Review Summary: The most immortal and excellently coarse album of the noughties.
There are few experiences quite as satisfying as playing "Fuck The Pain Away" in a crowded room at 3 in the morning and having no fewer than twelve people rap along to every single word, every single tastelessly drawn-out syllable. Maybe we were all intoxicated from sheer tiredness, but it was a weirdly cathartic experience. Any and all concerns that may have been on our minds at that very moment were eradicated, replaced by those immortal opening lines: "Suckin' on my titties like you wanted me, calling me all the time, like Blondie, check out my Chrissy behind, it's fine all of the time, like Sex on the Beaches - what else is in the Teaches of Peaches? Huh? What?"

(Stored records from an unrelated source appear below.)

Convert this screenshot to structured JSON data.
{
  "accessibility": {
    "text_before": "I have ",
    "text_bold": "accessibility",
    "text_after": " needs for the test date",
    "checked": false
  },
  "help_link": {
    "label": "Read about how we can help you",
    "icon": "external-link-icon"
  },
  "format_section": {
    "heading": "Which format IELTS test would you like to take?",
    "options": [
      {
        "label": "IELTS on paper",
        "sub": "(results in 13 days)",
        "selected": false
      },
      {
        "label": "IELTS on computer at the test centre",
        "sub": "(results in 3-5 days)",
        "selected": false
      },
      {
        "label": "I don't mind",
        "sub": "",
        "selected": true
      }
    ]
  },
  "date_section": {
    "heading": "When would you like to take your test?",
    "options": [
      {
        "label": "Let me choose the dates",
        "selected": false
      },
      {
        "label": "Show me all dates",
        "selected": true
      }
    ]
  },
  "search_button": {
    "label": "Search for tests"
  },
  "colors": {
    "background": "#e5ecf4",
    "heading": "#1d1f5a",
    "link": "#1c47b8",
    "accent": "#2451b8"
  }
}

It's not as if anything off of
The Teaches of Peaches quite surpasses "Fuck The Pain Away" in power or pure greatness, but really, what could? A thousand better-produced electroclash albums could never match that opening line, and not even Jenna Maroney would be able to deliver sex moans as brilliantly incisive as Merrill Beth Nisker (even if "Muffin Top" sounds like it would be a perfect Peaches track). This isn't even sex music - it's music
about sex. Gross sex. Fun sex. Silly sex. Horrible sex. You could surmise about as much, given that album cover, right? I'm just surprised that there isn't any pubic hair visible in that photo - although, with "Peaches" plastered right over what is presumably Nisker's ladybits, we're already entering some pretty damn crude (not to mention unsubtle) territory. If it wasn't already obvious, Nisker doesn't really take herself super seriously; doing so would essentially, as countless self-proclaimed "elitists" might say, miss the point. This is brazenly cheap stuff, those squishy basslines just as vulgar as Nisker's lyrics...and that's saying something.
I'm wary of Peaches' whole shtick, to be sure, yet it's just as easy to be won over by the weird charm of it all. "There's only one peach with the hole in the middle," Nisker says repeatedly on "Diddle My Skittle", which would be kinda gross and dumb if it wasn't hysterically funny. Ditto for the weirdly successful appropriation of hip-hop "swagger" on "Set It Off", which opens with Nisker rapping in that peerless monotone, "Motherfuckers wanna lay with me, get with me, love with me." Given that Nisker has worked very hard to give her stage persona a look that purposefully goes against all notions of "sexiness", her eschewal of grand feminist gestures is a welcome change from, say, riot-grrl. And in its weird way, the unabashedly obscene nature of
The Teaches of Peaches is a more effective statement of female independence and empowerment than any self-conscious "girl-power" anthem could ever hope to be. With this album, Peaches did for women what Ke$ha has done in recent years for partying - gotten rid of taboos by simply disregarding them. It's practically blasphemous to compare the garish imagery (and production) of "TiK ToK" with, say, "Lovertits", but it's hard to deny that the two songs are cut from a similar "ideological" cloth.
Of course, the reason that the repeated assurances that Peaches honestly does not give a shit about what you say, think, or do are at all convincing is because the music itself is pretty awesome in its own right. I'm not sure why
The Teaches of Peaches has never quite been respected as much as
Arular, given that both albums consist of lo-fi, minimalist beats and basslines composed primarily on a Roland MC-505. I can only assume that M.I.A.'s vague politics are a bit easier to get behind than Peaches' obnoxiously in-your-face antics, which is understandable but not by any means fair. Certainly, "Pull Up The People" simplified political struggles down to a narcotic hook, just as "Fuck The Pain Away" turned a simple come-on into a brash expression of ironic self-love, so the assumed "seriousness" of M.I.A.'s material when compared to Peaches' is a bit of a moot point. The basic
experience of a song like "Sucker" is so exciting and encourages communality, begging audiences to shout along even if they don't really know the words; it's the kind of raucous clatter that Yeah Yeah Yeahs have been aping from the very beginning (Karen O should pay Nisker royalties for "Black Tongue"). Sure, it's repetitive, and you do have to be in a mood for it. But if you let the sheer force of Nisker's aggressive sexuality wash over you, the experience is intoxicating, and, it should be said, contagious. Whether that ought to be considered a warning or a recommendation is up for grabs, but either way,
The Teaches of Peaches is, at best, a visceral listen, and, at worst, a boldly unsavory one. Which, come to think of it, is evidently the point.